In a small exhibition at Park Life Gallery, local artist Chris Baird presents Bad Company, a cohesive selection of new works across a variety of media. Three large-scale enamel paintings and a satellite grouping of collages, a print, and one 3D work draw on text as object, image, and source material. The books of Baird’s inspiration won’t be found on the shelves of Park Life, making the aesthetics and installation of the back room gallery intriguingly self-contained and self-reflexive.
The work in Bad Company elaborates on a series of book boxes included in the recent Popular Workshop group show Somewhere in the Fold. The plywood boxes supported by wedge-shaped shelves contain stacks of similarly sized paperbacks of a similar theme. Mostly of the self-help variety, the featured titles at Park Life include Venture Inward and Combat in the Erogenous Zone. In all of Baird’s book boxes, the combinations emphasize humorous redundancy with a sober pathos. In reference to the exhibition’s title, the work queries: Who — or what — is the “bad company?’ People? Or the self-help books with which you surround yourself?

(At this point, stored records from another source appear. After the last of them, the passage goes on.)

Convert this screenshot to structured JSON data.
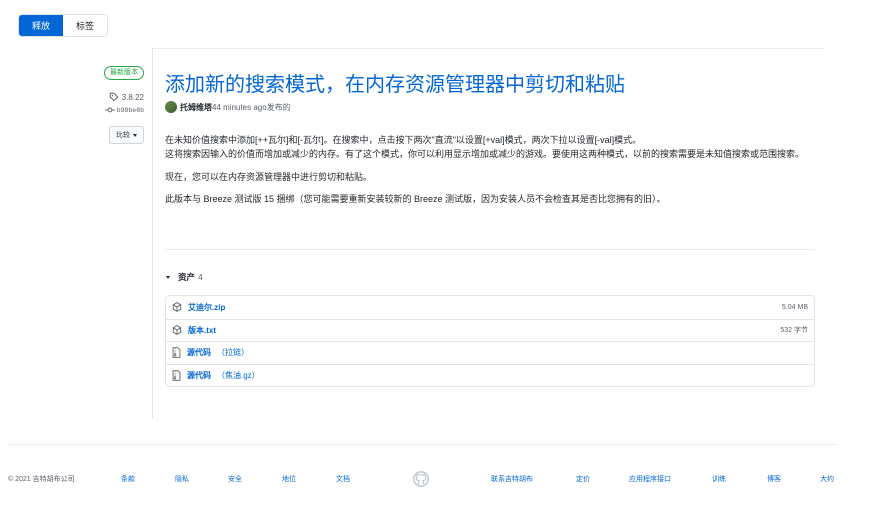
{
  "tabs": [
    {
      "label": "释放",
      "active": true
    },
    {
      "label": "标签",
      "active": false
    }
  ],
  "meta": {
    "badge": "最新版本",
    "tag": "3.8.22",
    "commit": "b98be8b",
    "compare_label": "比较"
  },
  "release": {
    "title": "添加新的搜索模式，在内存资源管理器中剪切和粘贴",
    "author": "托姆维塔",
    "published": "44 minutes ago发布的",
    "paragraphs": [
      "在未知价值搜索中添加[++瓦尔]和[-瓦尔]。在搜索中，点击按下两次\"直流\"以设置[+val]模式，两次下拉以设置[-val]模式。\n这将搜索因输入的价值而增加或减少的内存。有了这个模式，你可以利用显示增加或减少的游戏。要使用这两种模式，以前的搜索需要是未知值搜索或范围搜索。",
      "现在，您可以在内存资源管理器中进行剪切和粘贴。",
      "此版本与 Breeze 测试版 15 捆绑（您可能需要重新安装较新的 Breeze 测试版，因为安装人员不会检查其是否比您拥有的旧）。"
    ]
  },
  "assets": {
    "label": "资产",
    "count": "4",
    "items": [
      {
        "icon": "package-icon",
        "name": "艾迪尔.zip",
        "sub": "",
        "size": "5.04 MB"
      },
      {
        "icon": "package-icon",
        "name": "版本.txt",
        "sub": "",
        "size": "532 字节"
      },
      {
        "icon": "file-zip-icon",
        "name": "源代码",
        "sub": "（拉链）",
        "size": ""
      },
      {
        "icon": "file-zip-icon",
        "name": "源代码",
        "sub": "（焦油.gz）",
        "size": ""
      }
    ]
  },
  "footer": {
    "copyright": "© 2021 吉特胡布公司",
    "links_left": [
      "条款",
      "隐私",
      "安全",
      "地位",
      "文档"
    ],
    "links_right": [
      "联系吉特胡布",
      "定价",
      "应用程序接口",
      "训练",
      "博客",
      "大约"
    ]
  },
  "colors": {
    "accent": "#0366d6",
    "latest_green": "#28a745"
  }
}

Chris Baird, Bad Company, installation view.
In this vein, Baird’s work is reminiscent of Nina Katchadourian’s ongoing Sorted Books project, a series of found poems constructed within various libraries and private book collections. Like Katchadourian, Baird presents the viewer with tantalizing spines, but denies access to the books’ content. Baird implicates the viewer in his collections. Many of us scavenge curious-looking paperbacks out of free piles on sunny weekends. Most of these will remain unread. By boxing the books, Baird either puts a halt to collecting or celebrates the grouping, leaving room for more sorting, more piling, more accumulation without absorption.
Chris Baird, Untitled (Jumping someone else’s train), 2013.